在千年的人物画发展史中,大多数时期认出形象呈现出苗条修长、清秀矜持的风貌,从战国时期最早的仕女画《人物龙凤图》、长沙马王堆帛画到东晋时期顾恺之的《女史箴图》、《洛神赋图》中的女性形象大都保持着谦卑温顺的形象,这也是儒家文化的要求,这一时期的作品大多是属于教化类的,大多是为女性教育,为统治阶级服务的。
到了唐代,仕女画中的女性形象出现了全新的特征。唐代仕女画中的女性形象与魏晋时期所崇尚的苗条修长、谦卑柔顺的美截然不同,由谦卑温顺转变成“丰肌秀骨,曲眉丰颊”,这一时期大多以宫廷妇女形象为主,展现了唐代上层社会奢侈华丽的社会生活,配上华丽的衣衫和丰富的装饰,向人们展示了大唐繁盛的物质生活和强烈的时代气息。例如盛唐张萱《虢国夫人游春图》和《捣练图》中的女性形象以及周昉的《簪花仕女图》《挥扇仕女图》中所描绘的后宫深院中郁郁寡欢的嫔妃形象。
宋代仕女画改变了唐代以宫廷妇女为创作题材的局面,转向对世俗生活中女子的描绘,表现了各阶层女性的美,题材有所扩大。一方面,唐代所流行的反映宫廷妇女的故事题材仍然存在,例如北宋的《四美图》,另一方面,世俗化的女子形象此时也开始出现,例如李蒿《货郎图》中的母亲形象和王居正《纺车图》中劳作的女子形象,画家用细腻的手法描绘了她们宁静、祥和的美。明清时期仕女画的风格沿袭宋元时期的风尚,但是人物稍显修长清秀,反映了世俗生活的种种情形,与魏晋时期的仕女画的苗条修长存在相似的地方,与唐代的“丰肌秀骨”存在很大的区别。
所以我们得出这样的结论:唐代仕女画中的女性形象的确存在和其他朝代不同的特点和风貌,因此值得我们深入的学习和研究。法国哲学家丹纳曾说:“作品的产生取决于时代精神和周围的风俗”。唐代的仕女画作为这个时代的产物也必然是由唐代的社会强盛的经济实力、开放的*治面貌和密切的文化交流所决定的,展现了唐代仕女画富贵华丽、异彩纷呈的整体面貌。
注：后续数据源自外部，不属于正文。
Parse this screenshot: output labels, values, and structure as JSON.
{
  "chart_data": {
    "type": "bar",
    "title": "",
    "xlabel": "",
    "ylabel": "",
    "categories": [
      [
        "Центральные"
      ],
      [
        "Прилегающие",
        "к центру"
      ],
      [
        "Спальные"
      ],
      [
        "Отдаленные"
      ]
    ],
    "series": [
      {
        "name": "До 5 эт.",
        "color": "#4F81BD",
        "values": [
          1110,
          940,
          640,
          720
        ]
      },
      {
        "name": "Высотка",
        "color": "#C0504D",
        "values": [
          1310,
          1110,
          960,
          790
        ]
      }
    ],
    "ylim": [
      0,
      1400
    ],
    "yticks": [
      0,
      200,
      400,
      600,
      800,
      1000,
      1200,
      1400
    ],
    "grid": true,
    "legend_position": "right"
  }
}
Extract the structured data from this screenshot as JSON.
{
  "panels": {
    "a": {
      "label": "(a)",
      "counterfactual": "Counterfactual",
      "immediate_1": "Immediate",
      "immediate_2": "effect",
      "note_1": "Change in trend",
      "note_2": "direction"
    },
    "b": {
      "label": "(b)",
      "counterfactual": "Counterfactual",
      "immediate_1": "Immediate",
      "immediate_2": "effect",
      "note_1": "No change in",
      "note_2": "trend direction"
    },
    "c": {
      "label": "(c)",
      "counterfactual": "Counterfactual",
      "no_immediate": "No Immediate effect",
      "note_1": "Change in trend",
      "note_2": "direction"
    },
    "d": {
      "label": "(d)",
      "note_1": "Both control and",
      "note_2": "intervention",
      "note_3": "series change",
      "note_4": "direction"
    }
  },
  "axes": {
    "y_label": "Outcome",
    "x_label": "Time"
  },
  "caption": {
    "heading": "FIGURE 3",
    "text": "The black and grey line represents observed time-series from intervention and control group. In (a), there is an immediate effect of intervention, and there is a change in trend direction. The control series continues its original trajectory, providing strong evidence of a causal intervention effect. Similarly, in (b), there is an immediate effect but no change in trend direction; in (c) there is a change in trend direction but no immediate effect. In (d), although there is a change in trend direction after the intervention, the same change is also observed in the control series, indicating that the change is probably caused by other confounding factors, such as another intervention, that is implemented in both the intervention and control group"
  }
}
1、初唐阎立本《步辇图》——南朝遗韵。阎立本的《步辇图》是一件肖像性的纪实绘画,它继承了南北朝的传统,为我们对初唐时期人物画的研究和历史资料的研究提供了很好的历史资料。
《步辇图》记叙了吐蕃使者松赞干布遣使臣禄东赞来唐都长安拜见唐太宗,接待文成公主入吐蕃与松赞干布成亲的故。在这幅画面中,两宫女手持两把大扇在唐太宗的头顶相交,另一女子打着伞盖,六宫女抬着坐在辇上的唐太宗李世明,唐太宗端坐于辇上,目光炯炯而不失诚善,在他的正前方,是着红袍的译员,引荐身后的禄东赞入朝,禄东赞身着吐蕃朝服,向唐太宗施礼,这一重大的历史事件发生在后宫,后宫也正是唐太宗处理家*的地方,依仗虽由宫女们主持,但是不乏肃穆威严之势。
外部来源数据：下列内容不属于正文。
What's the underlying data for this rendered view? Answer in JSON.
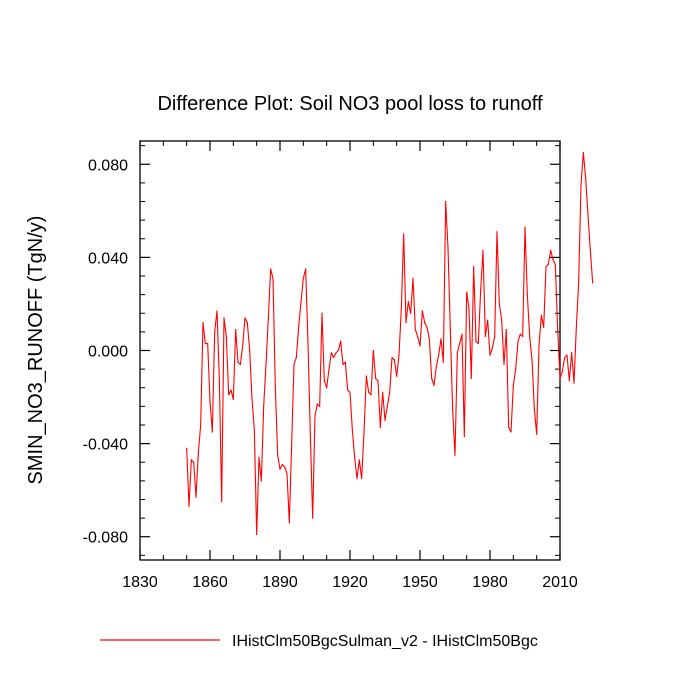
{
  "chart_data": {
    "type": "line",
    "title": "Difference Plot: Soil NO3 pool loss to runoff",
    "xlabel": "",
    "ylabel": "SMIN_NO3_RUNOFF  (TgN/y)",
    "xlim": [
      1830,
      2010
    ],
    "ylim": [
      -0.09,
      0.09
    ],
    "x_ticks": [
      1830,
      1860,
      1890,
      1920,
      1950,
      1980,
      2010
    ],
    "x_tick_labels": [
      "1830",
      "1860",
      "1890",
      "1920",
      "1950",
      "1980",
      "2010"
    ],
    "y_ticks": [
      -0.08,
      -0.04,
      0.0,
      0.04,
      0.08
    ],
    "y_tick_labels": [
      "-0.080",
      "-0.040",
      "0.000",
      "0.040",
      "0.080"
    ],
    "grid": false,
    "legend_position": "bottom",
    "series": [
      {
        "name": "IHistClm50BgcSulman_v2 - IHistClm50Bgc",
        "color": "#ff0000",
        "x_start": 1850,
        "x_step": 1,
        "values": [
          -0.042,
          -0.067,
          -0.047,
          -0.048,
          -0.063,
          -0.044,
          -0.032,
          0.012,
          0.003,
          0.003,
          -0.022,
          -0.035,
          0.008,
          0.017,
          -0.012,
          -0.065,
          0.014,
          0.006,
          -0.019,
          -0.017,
          -0.021,
          0.009,
          -0.005,
          -0.006,
          0.002,
          0.014,
          0.012,
          0.0,
          -0.021,
          -0.034,
          -0.079,
          -0.046,
          -0.056,
          -0.024,
          -0.006,
          0.014,
          0.035,
          0.031,
          -0.016,
          -0.045,
          -0.051,
          -0.049,
          -0.05,
          -0.053,
          -0.074,
          -0.04,
          -0.006,
          -0.003,
          0.01,
          0.021,
          0.031,
          0.035,
          0.003,
          -0.036,
          -0.072,
          -0.028,
          -0.023,
          -0.024,
          0.016,
          -0.013,
          -0.016,
          -0.008,
          -0.001,
          -0.003,
          -0.001,
          0.0,
          0.004,
          -0.006,
          -0.005,
          -0.017,
          -0.018,
          -0.034,
          -0.046,
          -0.055,
          -0.047,
          -0.055,
          -0.035,
          -0.011,
          -0.018,
          -0.019,
          0.0,
          -0.012,
          -0.013,
          -0.033,
          -0.018,
          -0.03,
          -0.024,
          -0.018,
          -0.003,
          -0.004,
          -0.011,
          -0.002,
          0.018,
          0.05,
          0.012,
          0.021,
          0.016,
          0.031,
          0.009,
          0.006,
          0.002,
          0.017,
          0.012,
          0.01,
          0.005,
          -0.012,
          -0.015,
          -0.007,
          -0.002,
          0.005,
          -0.005,
          0.064,
          0.044,
          0.009,
          -0.026,
          -0.045,
          -0.001,
          0.003,
          0.007,
          -0.037,
          0.025,
          0.018,
          -0.012,
          0.036,
          0.004,
          0.003,
          0.026,
          0.043,
          0.006,
          0.013,
          -0.002,
          0.001,
          0.006,
          0.051,
          0.02,
          0.013,
          -0.006,
          0.009,
          -0.033,
          -0.035,
          -0.015,
          -0.008,
          0.004,
          0.007,
          0.006,
          0.053,
          0.024,
          0.006,
          -0.004,
          -0.025,
          -0.036,
          0.002,
          0.015,
          0.01,
          0.036,
          0.037,
          0.043,
          0.039,
          0.037,
          0.009,
          -0.012,
          -0.009,
          -0.003,
          -0.002,
          -0.013,
          -0.001,
          -0.014,
          0.01,
          0.029,
          0.071,
          0.085,
          0.074,
          0.058,
          0.043,
          0.029
        ]
      }
    ]
  }
}
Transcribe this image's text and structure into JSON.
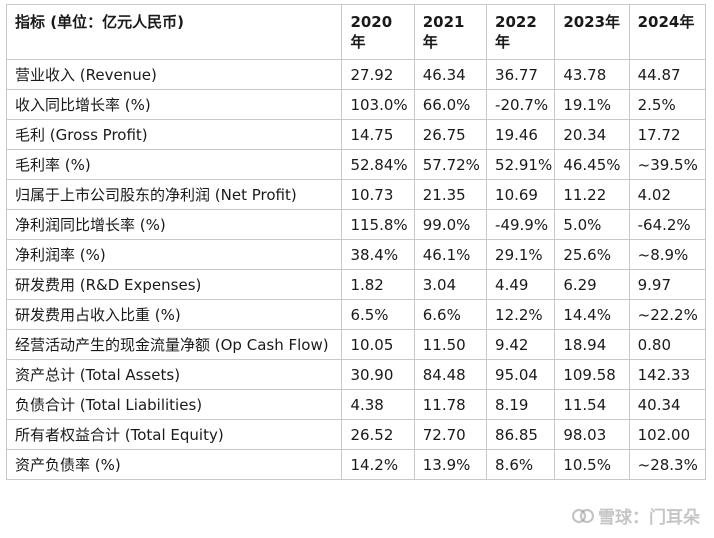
{
  "table": {
    "headers": [
      "指标 (单位：亿元人民币)",
      "2020年",
      "2021年",
      "2022年",
      "2023年",
      "2024年"
    ],
    "rows": [
      [
        "营业收入 (Revenue)",
        "27.92",
        "46.34",
        "36.77",
        "43.78",
        "44.87"
      ],
      [
        "收入同比增长率 (%)",
        "103.0%",
        "66.0%",
        "-20.7%",
        "19.1%",
        "2.5%"
      ],
      [
        "毛利 (Gross Profit)",
        "14.75",
        "26.75",
        "19.46",
        "20.34",
        "17.72"
      ],
      [
        "毛利率 (%)",
        "52.84%",
        "57.72%",
        "52.91%",
        "46.45%",
        "~39.5%"
      ],
      [
        "归属于上市公司股东的净利润 (Net Profit)",
        "10.73",
        "21.35",
        "10.69",
        "11.22",
        "4.02"
      ],
      [
        "净利润同比增长率 (%)",
        "115.8%",
        "99.0%",
        "-49.9%",
        "5.0%",
        "-64.2%"
      ],
      [
        "净利润率 (%)",
        "38.4%",
        "46.1%",
        "29.1%",
        "25.6%",
        "~8.9%"
      ],
      [
        "研发费用 (R&D Expenses)",
        "1.82",
        "3.04",
        "4.49",
        "6.29",
        "9.97"
      ],
      [
        "研发费用占收入比重 (%)",
        "6.5%",
        "6.6%",
        "12.2%",
        "14.4%",
        "~22.2%"
      ],
      [
        "经营活动产生的现金流量净额 (Op Cash Flow)",
        "10.05",
        "11.50",
        "9.42",
        "18.94",
        "0.80"
      ],
      [
        "资产总计 (Total Assets)",
        "30.90",
        "84.48",
        "95.04",
        "109.58",
        "142.33"
      ],
      [
        "负债合计 (Total Liabilities)",
        "4.38",
        "11.78",
        "8.19",
        "11.54",
        "40.34"
      ],
      [
        "所有者权益合计 (Total Equity)",
        "26.52",
        "72.70",
        "86.85",
        "98.03",
        "102.00"
      ],
      [
        "资产负债率 (%)",
        "14.2%",
        "13.9%",
        "8.6%",
        "10.5%",
        "~28.3%"
      ]
    ]
  },
  "watermark": {
    "text": "雪球：门耳朵",
    "icon": "snowball-logo-icon"
  }
}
画面中的女性,她们身形苗条,年轻可爱、天真活泼、栩栩如生,她们或抬辇或执扇或或侧趋或正行左摇右晃,姿态多样、表情不一,宫服红绿相间、相映成趣。一千多年后的今天,《步辇图》成为唐王朝和吐蕃王朝通好的见证,随文成公主赴吐蕃的许多唐朝侍从以及携带的农、医等典籍为传播唐代文明,起到了重要的推动作用。至今,西藏拉萨布达拉宫还供奉着文成公主和松赞干布。画面中的人物大小安排是根据人物的地位高低确定的:地位越高人物形象越高大,地位越低人物形象越小。此时画面中的女性任然处于男性权势之下,人物的作用也只是起到陪衬,突出主题的作用,画面中的女性身材修长,身形苗条,仍然带有南朝遗韵。
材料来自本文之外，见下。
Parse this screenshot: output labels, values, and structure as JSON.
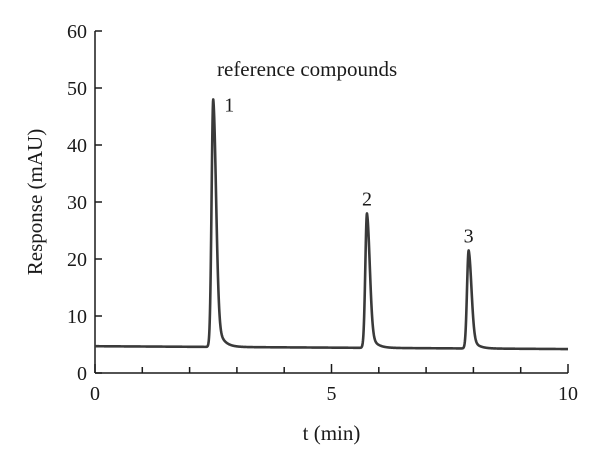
{
  "chart_data": {
    "type": "line",
    "title": "",
    "annotation": "reference compounds",
    "xlabel": "t (min)",
    "ylabel": "Response (mAU)",
    "xlim": [
      0,
      10
    ],
    "ylim": [
      0,
      60
    ],
    "x_major_ticks": [
      0,
      5,
      10
    ],
    "x_minor_ticks": [
      1,
      2,
      3,
      4,
      6,
      7,
      8,
      9
    ],
    "y_ticks": [
      0,
      10,
      20,
      30,
      40,
      50,
      60
    ],
    "x_tick_labels": [
      "0",
      "5",
      "10"
    ],
    "y_tick_labels": [
      "0",
      "10",
      "20",
      "30",
      "40",
      "50",
      "60"
    ],
    "grid": false,
    "line_color": "#3a3a3a",
    "baseline": {
      "start": 4.7,
      "end": 4.2
    },
    "peaks": [
      {
        "label": "1",
        "t": 2.5,
        "height": 48
      },
      {
        "label": "2",
        "t": 5.75,
        "height": 28
      },
      {
        "label": "3",
        "t": 7.9,
        "height": 21.5
      }
    ]
  }
}
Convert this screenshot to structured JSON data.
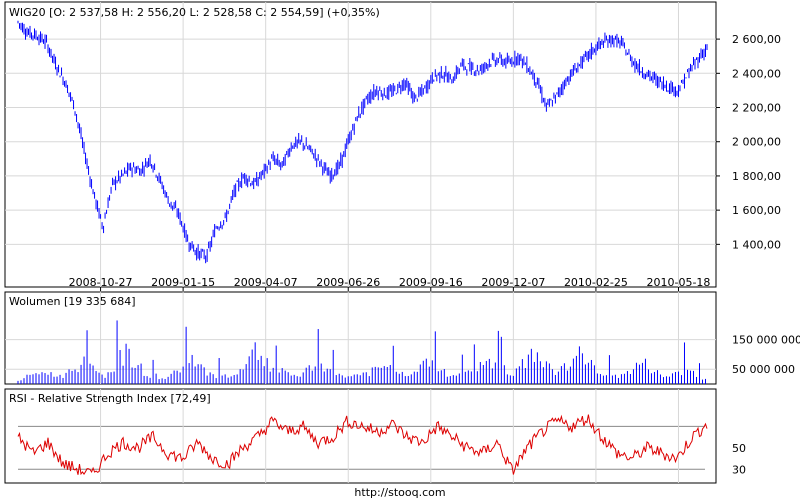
{
  "chart_data": [
    {
      "id": "price",
      "type": "ohlc",
      "title": "WIG20 [O: 2 537,58  H: 2 556,20  L: 2 528,58  C: 2 554,59] (+0,35%)",
      "xlabel": "",
      "ylabel": "",
      "ylim": [
        1250,
        2700
      ],
      "yticks": [
        1400,
        1600,
        1800,
        2000,
        2200,
        2400,
        2600
      ],
      "ytick_labels": [
        "1 400,00",
        "1 600,00",
        "1 800,00",
        "2 000,00",
        "2 200,00",
        "2 400,00",
        "2 600,00"
      ],
      "x_tick_labels": [
        "2008-10-27",
        "2009-01-15",
        "2009-04-07",
        "2009-06-26",
        "2009-09-16",
        "2009-12-07",
        "2010-02-25",
        "2010-05-18"
      ],
      "x_tick_index": [
        55,
        110,
        165,
        220,
        275,
        330,
        385,
        440
      ],
      "grid": true,
      "color": "#0000ff",
      "series": [
        {
          "values": [
            2700,
            2640,
            2620,
            2580,
            2450,
            2350,
            2200,
            1950,
            1700,
            1500,
            1750,
            1800,
            1850,
            1830,
            1900,
            1780,
            1650,
            1580,
            1420,
            1350,
            1330,
            1500,
            1550,
            1720,
            1800,
            1750,
            1820,
            1900,
            1860,
            1980,
            2000,
            1950,
            1880,
            1800,
            1850,
            2000,
            2150,
            2250,
            2300,
            2280,
            2300,
            2350,
            2250,
            2300,
            2380,
            2400,
            2360,
            2450,
            2430,
            2420,
            2470,
            2480,
            2460,
            2500,
            2440,
            2350,
            2200,
            2260,
            2350,
            2420,
            2480,
            2540,
            2580,
            2600,
            2570,
            2480,
            2420,
            2380,
            2350,
            2320,
            2300,
            2400,
            2480,
            2550
          ]
        }
      ]
    },
    {
      "id": "volume",
      "type": "bar",
      "title": "Wolumen [19 335 684]",
      "ylim": [
        0,
        250000000
      ],
      "yticks": [
        50000000,
        150000000
      ],
      "ytick_labels": [
        "50 000 000",
        "150 000 000"
      ],
      "grid": true,
      "color": "#0000ff",
      "values": [
        19000000,
        75000000,
        45000000,
        130000000,
        50000000,
        190000000,
        55000000,
        40000000,
        140000000,
        60000000,
        45000000,
        210000000,
        80000000,
        50000000,
        120000000,
        45000000,
        60000000,
        100000000,
        55000000,
        150000000,
        48000000,
        70000000,
        140000000,
        50000000,
        200000000,
        60000000,
        180000000,
        75000000,
        45000000,
        130000000,
        40000000,
        90000000,
        19335684
      ]
    },
    {
      "id": "rsi",
      "type": "line",
      "title": "RSI - Relative Strength Index [72,49]",
      "ylim": [
        20,
        90
      ],
      "yticks": [
        30,
        50
      ],
      "ytick_labels": [
        "30",
        "50"
      ],
      "grid": true,
      "color": "#dd0000",
      "values": [
        60,
        45,
        55,
        35,
        30,
        25,
        45,
        55,
        50,
        60,
        45,
        40,
        55,
        40,
        35,
        50,
        60,
        75,
        65,
        70,
        55,
        60,
        75,
        70,
        65,
        72,
        60,
        55,
        70,
        60,
        50,
        45,
        55,
        28,
        50,
        65,
        75,
        70,
        78,
        60,
        45,
        40,
        50,
        45,
        40,
        60,
        72
      ]
    }
  ],
  "footer": {
    "url": "http://stooq.com"
  }
}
2、盛唐张萱《虢国夫人游春图》——美人与宝马。“绮罗人物”是盛唐时期的人物画出现的一种新的风格,盛唐时期仕女画的形象开始变得“圆润丰肥,曲眉丰颊”。我们可以在这一时期的很多作品中看到这种特征。
《虢国夫人游春图》描绘了唐玄宗的宠妃杨玉环的二姐虢国夫人春日携眷骑马郊游的景象。画卷自右向左画妇孺九人、马八匹。前三人三骑为宫中女官与女仆;后五骑为虢国夫人与家眷,其中最后一骑的妇女怀抱一女孩。画面中的人物服饰鲜亮,马匹俊美,鞍髻华丽,处处显示出皇亲国戚的尊贵与高傲。史载,杨玉环被唐玄宗宠幸后,不但自己被封为贵妃,其堂兄杨国忠被封为丞相,三个姐妹被封为郭夫人。当时杨家权倾天下,显赫之极明白居易《长恨歌》中所谓“姊妹弟兄皆烈士。可怜光彩生门户。遂令天下父母心,不重生男重生女。”指的就是此事。其二姊妹被封为虢国夫人,亦曾受唐玄宗的宠爱,其“淡扫蛾眉朝天尊”的风流韵事,为当时舆论所重。
在欣赏《虢国夫人游春图》时,大家都会为画面中的美人与宝马所感叹。《虢国夫人游春图》中的9个人物中,有三个是着男装,剩下六人着女装。男装的特征是头戴黑色幞头,身穿长袍,足登黑色靴子。剩下的6名女性中有2人的服饰是完全一致的,她们梳着仕女的发饰,还有两位的衣服也完全一致,都穿着齐胸的高裙,挽着斜斜的垂在一边的高高的发髻,不同的是是二人衣裙的颜色正好互换了一下,一位是蓝裙红衣,一位是红裙蓝衣,相映成趣。最后一名是穿着和前面两位一样齐胸长裙的抱小孩的女性。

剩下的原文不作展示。